I also suspect that coal fines were ball agglomerated before Helifuel.
Tom Reed wrote:
We do a lot of re-discovering the wheel in this world and should keep it to a minimum if possible.
In the mid 1980s John, working for USAID designed a Georgia Tech type "BIG BLUE" pyrolyser for developing countries. It made tar and char.
He developed a 55 gal (200 l) charcoal briquetter that made "fire balls",
about 3 cm in diameter. I have a few in my laboratory charcoal collection.
They do not break up when dropped from 2 m.
A slurry of starch (5%??) is added to half a drum of chardust lying
horizontally on rollers. Drum is closed and rotated with a handcrank.

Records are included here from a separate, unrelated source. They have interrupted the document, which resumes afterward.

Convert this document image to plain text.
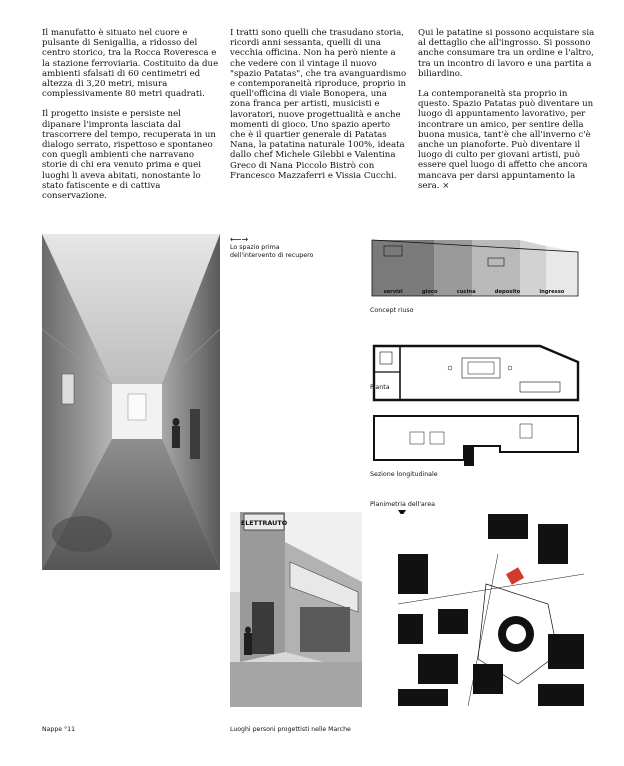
Il manufatto è situato nel cuore e pulsante di Senigallia, a ridosso del centro storico, tra la Rocca Roveresca e la stazione ferroviaria. Costituito da due ambienti sfalsati di 60 centimetri ed altezza di 3,20 metri, misura complessivamente 80 metri quadrati.

Il progetto insiste e persiste nel dipanare l'impronta lasciata dal trascorrere del tempo, recuperata in un dialogo serrato, rispettoso e spontaneo con quegli ambienti che narravano storie di chi era venuto prima e quei luoghi li aveva abitati, nonostante lo stato fatiscente e di cattiva conservazione.

I tratti sono quelli che trasudano storia, ricordi anni sessanta, quelli di una vecchia officina. Non ha però niente a che vedere con il vintage il nuovo "spazio Patatas", che tra avanguardismo e contemporaneità riproduce, proprio in quell'officina di viale Bonopera, una zona franca per artisti, musicisti e lavoratori, nuove progettualità e anche momenti di gioco. Uno spazio aperto che è il quartier generale di Patatas Nana, la patatina naturale 100%, ideata dallo chef Michele Gilebbi e Valentina Greco di Nana Piccolo Bistrò con Francesco Mazzaferri e Vissia Cucchi.

Qui le patatine si possono acquistare sia al dettaglio che all'ingrosso. Si possono anche consumare tra un ordine e l'altro, tra un incontro di lavoro e una partita a biliardino.

La contemporaneità sta proprio in questo. Spazio Patatas può diventare un luogo di appuntamento lavorativo, per incontrare un amico, per sentire della buona musica, tant'è che all'inverno c'è anche un pianoforte. Può diventare il luogo di culto per giovani artisti, può essere quel luogo di affetto che ancora mancava per darsi appuntamento la sera. ×

⟵→
Lo spazio prima dell'intervento di recupero
ELETTRAUTO
servizi	gioco	cucina	deposito	ingresso
Concept riuso
Pianta
Sezione longitudinale
Planimetria dell'area
Nappe °11	Luoghi personi progettisti nelle Marche
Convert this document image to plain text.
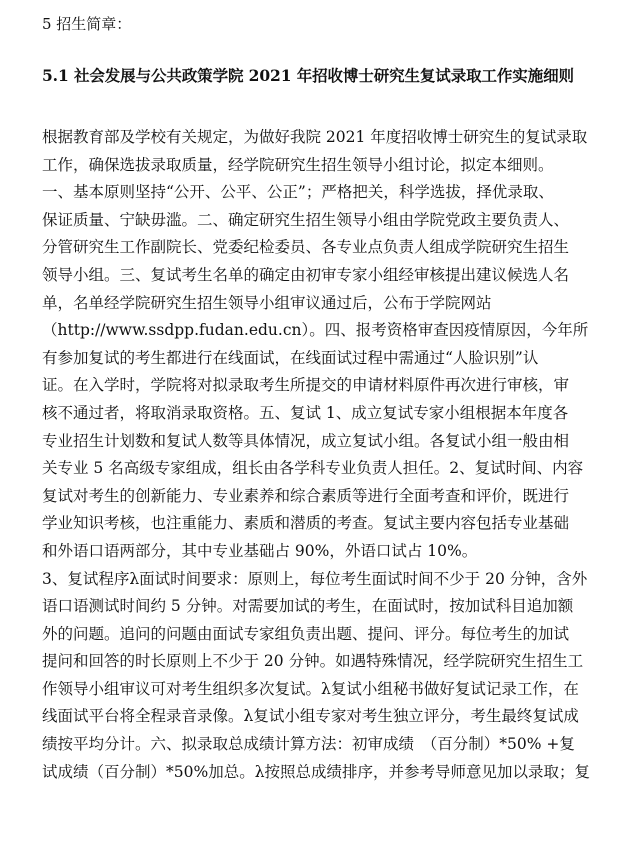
5 招生简章：
5.1 社会发展与公共政策学院 2021 年招收博士研究生复试录取工作实施细则
根据教育部及学校有关规定，为做好我院 2021 年度招收博士研究生的复试录取
工作，确保选拔录取质量，经学院研究生招生领导小组讨论，拟定本细则。
一、基本原则坚持“公开、公平、公正”；严格把关，科学选拔，择优录取、
保证质量、宁缺毋滥。二、确定研究生招生领导小组由学院党政主要负责人、
分管研究生工作副院长、党委纪检委员、各专业点负责人组成学院研究生招生
领导小组。三、复试考生名单的确定由初审专家小组经审核提出建议候选人名
单，名单经学院研究生招生领导小组审议通过后，公布于学院网站
（http://www.ssdpp.fudan.edu.cn）。四、报考资格审查因疫情原因，今年所
有参加复试的考生都进行在线面试，在线面试过程中需通过“人脸识别”认
证。在入学时，学院将对拟录取考生所提交的申请材料原件再次进行审核，审
核不通过者，将取消录取资格。五、复试 1、成立复试专家小组根据本年度各
专业招生计划数和复试人数等具体情况，成立复试小组。各复试小组一般由相
关专业 5 名高级专家组成，组长由各学科专业负责人担任。2、复试时间、内容
复试对考生的创新能力、专业素养和综合素质等进行全面考查和评价，既进行
学业知识考核，也注重能力、素质和潜质的考查。复试主要内容包括专业基础
和外语口语两部分，其中专业基础占 90%，外语口试占 10%。
3、复试程序λ面试时间要求：原则上，每位考生面试时间不少于 20 分钟，含外
语口语测试时间约 5 分钟。对需要加试的考生，在面试时，按加试科目追加额
外的问题。追问的问题由面试专家组负责出题、提问、评分。每位考生的加试
提问和回答的时长原则上不少于 20 分钟。如遇特殊情况，经学院研究生招生工
作领导小组审议可对考生组织多次复试。λ复试小组秘书做好复试记录工作，在
线面试平台将全程录音录像。λ复试小组专家对考生独立评分，考生最终复试成
绩按平均分计。六、拟录取总成绩计算方法：初审成绩　（百分制）*50% +复
试成绩（百分制）*50%加总。λ按照总成绩排序，并参考导师意见加以录取；复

The process is analogous to making bread, when the first stage of water
absorption produces LUMPS which eventually blend with the other
ingredients to form dough. I presume there is a modest amount of art
involved in knowing when to stop cranking.
I believe that Bhatacharya at AIT has reports on this process. Hope we
hear from him, too.
TOM REED
Tom Reed wrote (Nov. 29, 2005):
Dear Jeff and All:
I found that newspaper went very nicely through my wife's disposal -
along with many other potentials for fuel.
TOM REED
Jeff Davis wrote (Nov. 21, 2005):
Dear Crispin,
I would like to find a use for all my old newspapers. So what do I do to
the paper. Run it through a shredder, or puts some water and paper in my
mixer with my rocks? How fine does the paper have to be?
Richard Stanley wrote: (NOV.30, 2005)
Jeff,
As concerned binding up charcoal fines, I have never tried a cement mixed
used as a ball mill, but in as much as we are using fine ag residue
fibers for our bonding rather than glues /resins / waxes / starches,
etc., I wonder if the addition of dried but wetted grasses/straws would
not work. The ball mill would indeed mash them into the fine defibrated
paste you need and it would tend to mix them into the charcoal fines,
quite well too. Problem is that you would not really gain density here.
You would require about 50% paper (by wt) to adequately bind up the
crushed charcoal...But then again you would not need any added binder.
If you try it please let me know how it works. I know of about 75 of us
interested in its outcome, on an open source basis, with due reference
to you, if it works.
Richard Stanley